Patient characteristics (age, sex, Expanded Disability Status Scale or EDSS, and disease duration) were similar between the training (N = 6322 patients) and the validation datasets (N = 3068 patients) (Table 2). Of the 18 MRI features measured, 13 significantly differed between the MS training dataset and control group, and these were retained in the SuStaIn model (see Supplementary Results and Supplementary Fig. 1). Three subtypes, with distinct patterns of evolution, were identified in the training dataset and validated in the validation dataset. On the basis of the earliest MRI abnormality seen in the SuStaIn-defined trajectories, we termed these subtypes cortex-led, normal-appearing white matter (NAWM)-led, and lesion-led (Fig. 1). The pattern of temporal progression for each subtype was characterised as a sequence of stages, each marked by a different combination of changes in regional grey matter volume, NAWM T1/T2 ratio and lesion load (Supplementary Fig. 2). The cortex-led subtype was characterised by an early cortical atrophy in the occipital, parietal, and frontal cortex, which was followed by atrophy in the other grey matter regions and focal T2 lesion accrual and, in the late stage, by a reduction in the T1/T2 ratio (as a proxy for diffuse subtle tissue damage) of the NAWM regions (Fig. 1). The NAWM-led subtype was characterised by an early reduction in the T1/T2 ratio of the cingulate bundle and corpus callosum, followed by a reduction in T1/T2 ratio in the cerebellar, temporal and parietal NAWM, atrophy of the occipital cortex, T2 lesion accrual, and, in the late stage, by atrophy of other cortical regions and the deep grey matter (Fig. 1). The lesion-led subtype was characterised by an early and extensive accrual of T2 lesions, which was followed by early and severe deep grey matter atrophy, atrophy of the occipital, parietal and temporal cortex, and, in the late stage, by a reduction in NAWM T1/T2 ratio (Fig. 1). Staging reflected the pattern of MRI changes within the specific data-driven subtype (Supplementary Fig. 2). The probability that each individual belonged to each of the SuStaIn subtypes is shown in Fig. 2.
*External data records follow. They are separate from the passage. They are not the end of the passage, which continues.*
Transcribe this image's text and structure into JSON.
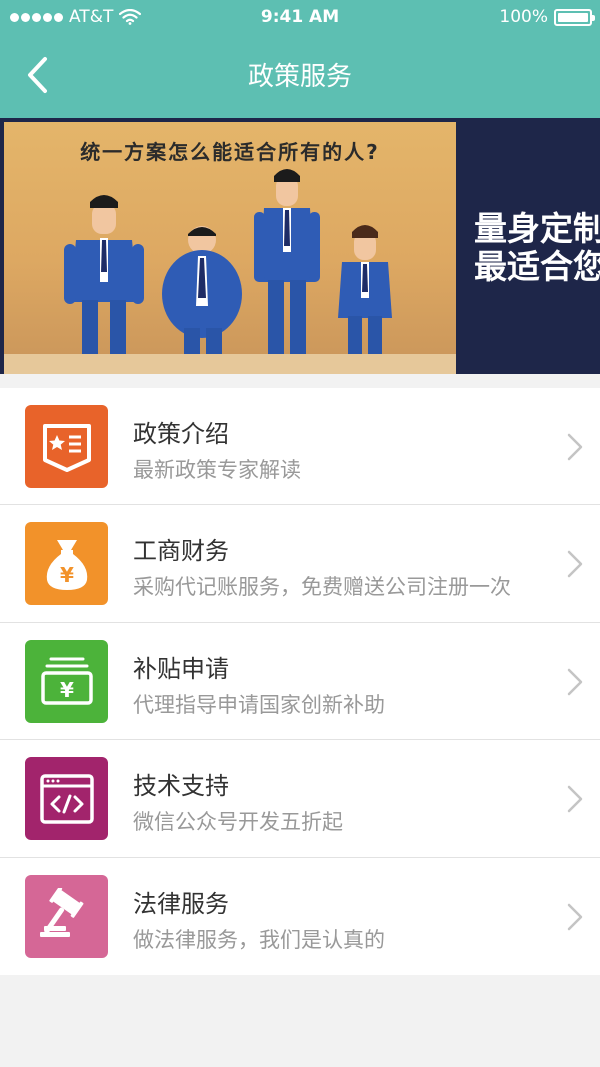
{
  "status_bar": {
    "carrier": "AT&T",
    "time": "9:41 AM",
    "battery": "100%"
  },
  "nav": {
    "title": "政策服务",
    "back_icon": "chevron-left-icon"
  },
  "banner": {
    "question": "统一方案怎么能适合所有的人?",
    "slogan_line1": "量身定制",
    "slogan_line2": "最适合您"
  },
  "services": [
    {
      "title": "政策介绍",
      "desc": "最新政策专家解读",
      "icon": "policy-document-icon",
      "color": "#e8632a"
    },
    {
      "title": "工商财务",
      "desc": "采购代记账服务，免费赠送公司注册一次",
      "icon": "money-bag-icon",
      "color": "#f2922a"
    },
    {
      "title": "补贴申请",
      "desc": "代理指导申请国家创新补助",
      "icon": "subsidy-cash-icon",
      "color": "#4cb33a"
    },
    {
      "title": "技术支持",
      "desc": "微信公众号开发五折起",
      "icon": "code-window-icon",
      "color": "#a2246c"
    },
    {
      "title": "法律服务",
      "desc": "做法律服务，我们是认真的",
      "icon": "gavel-icon",
      "color": "#d56796"
    }
  ],
  "colors": {
    "header": "#5dbfb2",
    "banner_dark": "#1e2649"
  }
}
When looking at the clinical characteristics of the three subtypes (Table 3), the lesion-led subtype had the highest EDSS, the longest disease duration, the highest lesion load at baseline, the highest lesion accrual over time, and the smallest cortical and deep grey matter volumes at baseline (all p < 0.001). Additionally, the lesion-led subtype showed the highest SuStaIn stage at baseline and the highest annual increase in SuStaIn stage in both the training and validation datasets (Table 3). The most frequent subtype in both the training and validation datasets was the cortex-led subtype, followed by the NAWM-led subtype in the training dataset and the lesion-led subtype in the validation dataset (Table 3). There were no differences in age and sex between the MS subtypes (Table 3).
Differences in disability progression and disease activity across subtypes
There was a statistically significant difference in the rate of EDSS progression between the three subtypes in both the training and the validation datasets (log-rank test for three-group comparison, treated and placebo/active comparator patients combined, p = 0.05 and p = 0.006, respectively, Fig. 3b). In particular, in the training dataset, the lesion-led subtype had 30% higher risk of developing 24-week confirmed disability progression (CDP) than the cortex led subtype (95% confidence intervals (CIs): 5–62%, p = 0.01) (Fig. 3a); similarly, in the validation dataset, the lesion-led subtype had 32% higher risk of 24-week CDP than the cortex-led subtype (CIs: 9% to 59%, p = 0.004) (Fig. 3b). No other differences in progression of disability between subtypes were seen.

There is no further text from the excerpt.